QUELQUES DISCOURS DE TERRAIN SUR LE VIVRE ENSEMBLE
FACE À L'ETHNICISATION POLITIQUE
EN1 :le vivre est presque impossible parce que chacun va
dire que puisque c'est telle ethnie, de ma famille, de mon village, de ma
région je préfère plutôt m'aligner derrière
lui. À partir de là donc je suis en train de voir les distances
qui se créent ; parce que tu vas dire que ça c'est un bassa
et je suis bamiléké je ne peux pas aller voter pour lui. Je
prends par exemple toi es mon frère, tu appartiens à un parti
politique, je suis dans l'obligation d'appartenir à ce même parti
politique. Voilà maintenant Y à coté qui n'est pas de
notre ethnie de notre région, je vais dire je m'en fou ce lui il va
m'apporter quoi ? Et cela entraine une dislocation sociale parce que
chacun cherche là où ça va plus peser, on cherche d'abord
à satisfaire son ethnie.
EN2 :ça influence parce que l'homme ne voudrait
pas voir ce qui est bien mais voudrait seulement voir que c'est mon
frère bamiléké, c'est mon frère anglophone qui est
devant donc je veux voter pour lui et le vivre ensemble n'est pas ça.

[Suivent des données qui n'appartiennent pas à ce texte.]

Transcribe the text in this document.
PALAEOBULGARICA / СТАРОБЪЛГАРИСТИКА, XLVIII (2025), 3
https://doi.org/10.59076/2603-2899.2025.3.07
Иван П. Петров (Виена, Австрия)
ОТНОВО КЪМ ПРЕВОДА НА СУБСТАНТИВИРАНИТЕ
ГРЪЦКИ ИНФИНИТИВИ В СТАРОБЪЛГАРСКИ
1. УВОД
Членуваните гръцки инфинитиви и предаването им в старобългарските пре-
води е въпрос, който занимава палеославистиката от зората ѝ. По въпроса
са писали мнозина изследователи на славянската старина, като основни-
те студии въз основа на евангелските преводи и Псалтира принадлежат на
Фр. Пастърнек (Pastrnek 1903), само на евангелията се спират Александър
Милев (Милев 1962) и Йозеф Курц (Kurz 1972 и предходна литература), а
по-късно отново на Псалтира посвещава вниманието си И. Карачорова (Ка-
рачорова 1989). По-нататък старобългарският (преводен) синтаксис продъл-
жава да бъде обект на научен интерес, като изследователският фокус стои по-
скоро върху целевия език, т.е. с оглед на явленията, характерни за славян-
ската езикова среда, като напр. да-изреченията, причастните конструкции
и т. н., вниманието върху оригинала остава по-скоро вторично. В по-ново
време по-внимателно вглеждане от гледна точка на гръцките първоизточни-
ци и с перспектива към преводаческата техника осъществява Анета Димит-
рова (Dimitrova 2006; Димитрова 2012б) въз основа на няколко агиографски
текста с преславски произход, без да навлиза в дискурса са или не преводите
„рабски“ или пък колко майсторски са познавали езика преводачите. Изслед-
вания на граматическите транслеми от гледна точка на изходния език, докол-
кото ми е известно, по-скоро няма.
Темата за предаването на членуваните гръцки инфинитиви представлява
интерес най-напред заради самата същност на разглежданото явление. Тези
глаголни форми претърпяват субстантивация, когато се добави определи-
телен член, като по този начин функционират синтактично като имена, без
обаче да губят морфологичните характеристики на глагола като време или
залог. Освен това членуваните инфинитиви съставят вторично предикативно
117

Quand on dit dans la constitution que le Cameroun est un et indivisible cela
implique que, que tu sois béti, ewondo, que tu sois
bamiléké ça n'empêche pas que quelqu'un d'une autre
ethnie que la tienne peutte voter. Mais on constate que l'ethnicisation et le
vivre ensemble ne peuvent pas marcher. Cela c'est juste une autre
manière de faire les gens resté dans les conflits, conflit qui en
principe ne devraient pas exister. La constitution a prévu que une fois
voté en tant que peut-être sénateur, tu es sénateur
pour toute la république du Cameroun ; tu n'es pas sénateur
ou député pour seulement le parti politique qui t'a voté,
t'a tribu et c'est ça le vivre ensemble dont on parlait.

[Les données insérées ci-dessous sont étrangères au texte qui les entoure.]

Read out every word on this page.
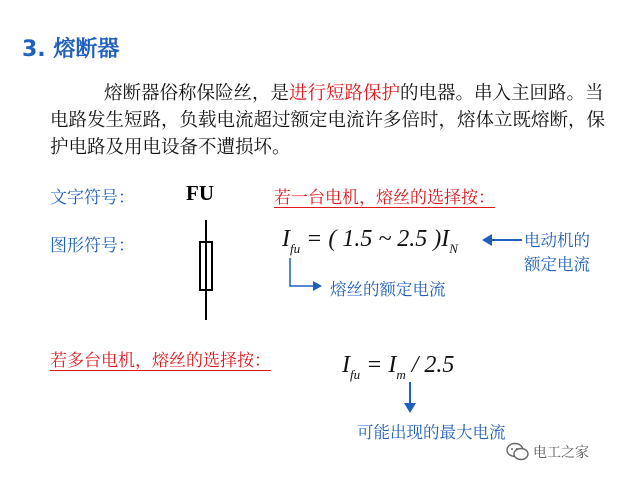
3. 熔断器
熔断器俗称保险丝，是进行短路保护的电器。串入主回路。当电路发生短路，负载电流超过额定电流许多倍时，熔体立既熔断，保护电路及用电设备不遭损坏。
文字符号： FU	若一台电机，熔丝的选择按：
图形符号：	$I_{fu}$ = ( 1.5 ~ 2.5 )$I_N$	电动机的
额定电流
熔丝的额定电流
若多台电机，熔丝的选择按：	$I_{fu} = I_m / 2.5$
可能出现的最大电流
电工之家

Cela entraine des clivages et rivalités en ce sens que
même si tu as quelque chose à proposer je ne veux même pas
voir, tu es qui, tu parles le français et moi l'anglais alors je vote
seulement celui qui parle ma langue. Ça m'a influencé au point
où la récente élection j'ai dit je ne peux pas voter un
francophone, c'est un anglophone que je vais voter.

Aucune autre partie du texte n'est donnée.